The world’s first screen saver was not like a dream at all. It was a blank screen. It was called SCRNSAVE, and when it was released in 1983 it was very exciting to a niche audience. It was like John Cage’s 4’33″ but for computers—a score for meted-out doses of silence.
Instructions for using the screen saver were first published in the tech magazine Softalk. The headline read: SAVE YOUR MONITOR SCREEN! Across from the article was a full-page photo of firefighters rescuing a computer monitor from a burning building.
The article explained that there was a new danger facing computers: “burn-in.” Basically, if a screen showed the same thing for too long, the shadow of its image would be tattooed to the pixels. A screen saver stirs the soup of the image to keep it from sticking to the screen.

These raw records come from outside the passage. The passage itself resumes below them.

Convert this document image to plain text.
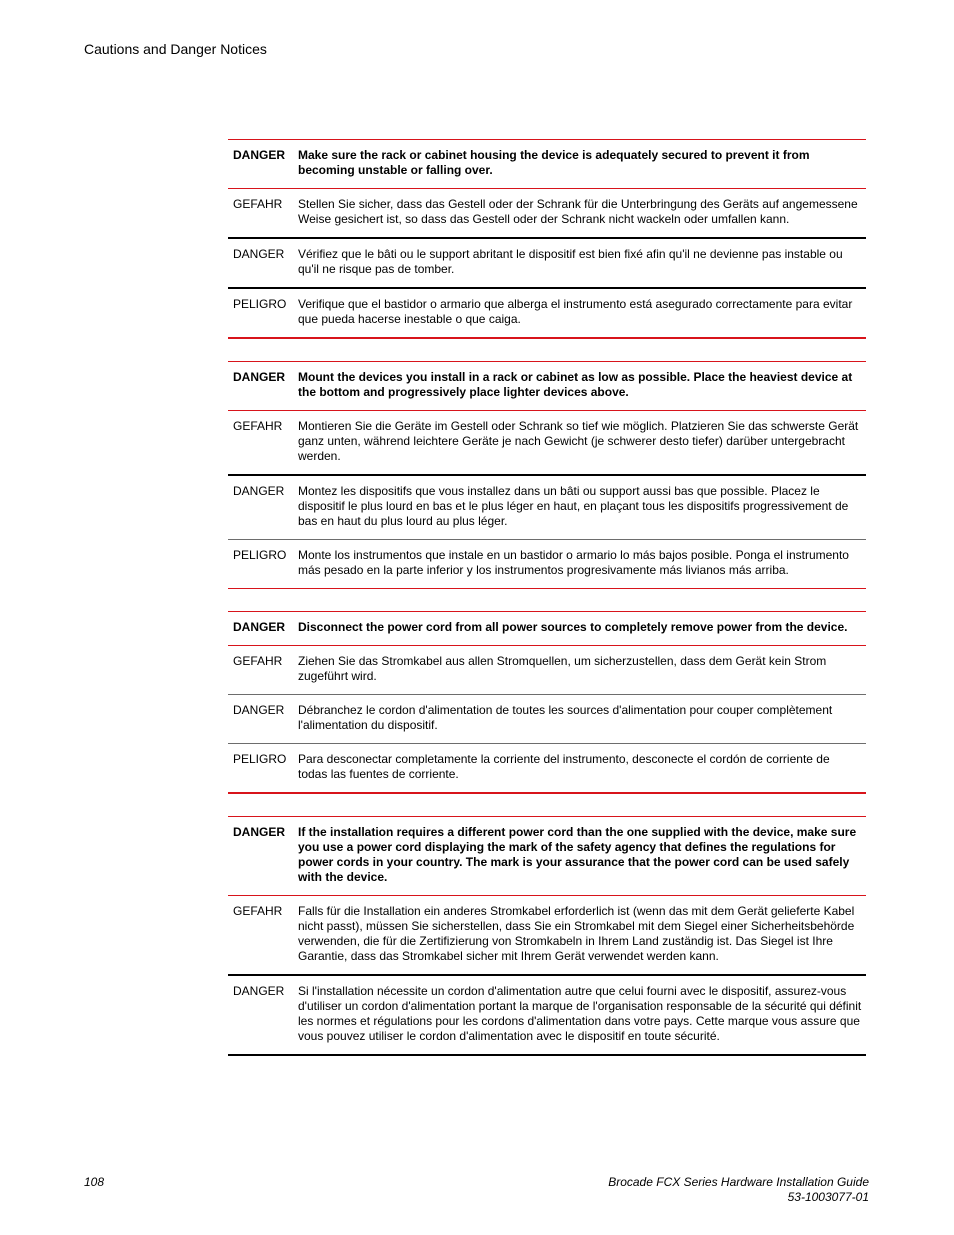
Cautions and Danger Notices
DANGER	Make sure the rack or cabinet housing the device is adequately secured to prevent it from becoming unstable or falling over.
GEFAHR	Stellen Sie sicher, dass das Gestell oder der Schrank für die Unterbringung des Geräts auf angemessene Weise gesichert ist, so dass das Gestell oder der Schrank nicht wackeln oder umfallen kann.
DANGER	Vérifiez que le bâti ou le support abritant le dispositif est bien fixé afin qu'il ne devienne pas instable ou qu'il ne risque pas de tomber.
PELIGRO Verifique que el bastidor o armario que alberga el instrumento está asegurado correctamente para evitar que pueda hacerse inestable o que caiga.
DANGER	Mount the devices you install in a rack or cabinet as low as possible. Place the heaviest device at the bottom and progressively place lighter devices above.
GEFAHR	Montieren Sie die Geräte im Gestell oder Schrank so tief wie möglich. Platzieren Sie das schwerste Gerät ganz unten, während leichtere Geräte je nach Gewicht (je schwerer desto tiefer) darüber untergebracht werden.
DANGER	Montez les dispositifs que vous installez dans un bâti ou support aussi bas que possible. Placez le dispositif le plus lourd en bas et le plus léger en haut, en plaçant tous les dispositifs progressivement de bas en haut du plus lourd au plus léger.
PELIGRO Monte los instrumentos que instale en un bastidor o armario lo más bajos posible. Ponga el instrumento más pesado en la parte inferior y los instrumentos progresivamente más livianos más arriba.
DANGER	Disconnect the power cord from all power sources to completely remove power from the device.
GEFAHR	Ziehen Sie das Stromkabel aus allen Stromquellen, um sicherzustellen, dass dem Gerät kein Strom zugeführt wird.
DANGER	Débranchez le cordon d'alimentation de toutes les sources d'alimentation pour couper complètement l'alimentation du dispositif.
PELIGRO Para desconectar completamente la corriente del instrumento, desconecte el cordón de corriente de todas las fuentes de corriente.
DANGER	If the installation requires a different power cord than the one supplied with the device, make sure you use a power cord displaying the mark of the safety agency that defines the regulations for power cords in your country. The mark is your assurance that the power cord can be used safely with the device.
GEFAHR	Falls für die Installation ein anderes Stromkabel erforderlich ist (wenn das mit dem Gerät gelieferte Kabel nicht passt), müssen Sie sicherstellen, dass Sie ein Stromkabel mit dem Siegel einer Sicherheitsbehörde verwenden, die für die Zertifizierung von Stromkabeln in Ihrem Land zuständig ist. Das Siegel ist Ihre Garantie, dass das Stromkabel sicher mit Ihrem Gerät verwendet werden kann.
DANGER	Si l'installation nécessite un cordon d'alimentation autre que celui fourni avec le dispositif, assurez-vous d'utiliser un cordon d'alimentation portant la marque de l'organisation responsable de la sécurité qui définit les normes et régulations pour les cordons d'alimentation dans votre pays. Cette marque vous assure que vous pouvez utiliser le cordon d'alimentation avec le dispositif en toute sécurité.
108	Brocade FCX Series Hardware Installation Guide
53-1003077-01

The science behind burn-in is grotesque: picture swarms of electrons like locusts flinging themselves at the thin phosphor coating of a screen, chewing holes. A screen saver periodically smokes the locusts out, thereby saving the screen from the disfigurement of monotony.
SCRNSAVE was a big deal engineering-wise, but it never caught on with most computer users, who, reasonably, did not see the value in making their screens shut off every few minutes. Before long, software developers figured out how to convince people to adopt screen savers: aesthetics. The screen savers had to make people want to look back at the screens they had just looked away from.
In 1989, a software company called Berkeley Systems launched a program called After Dark. Instead of just going blank, After Dark screen savers showed animations: flying toasters, or falling rain, or overlapping curved lines in neon gradients. The new screen savers took the world by storm. But in terms of preventing burn-in, flying toasters were no better than a blank screen. Their purpose was pleasure.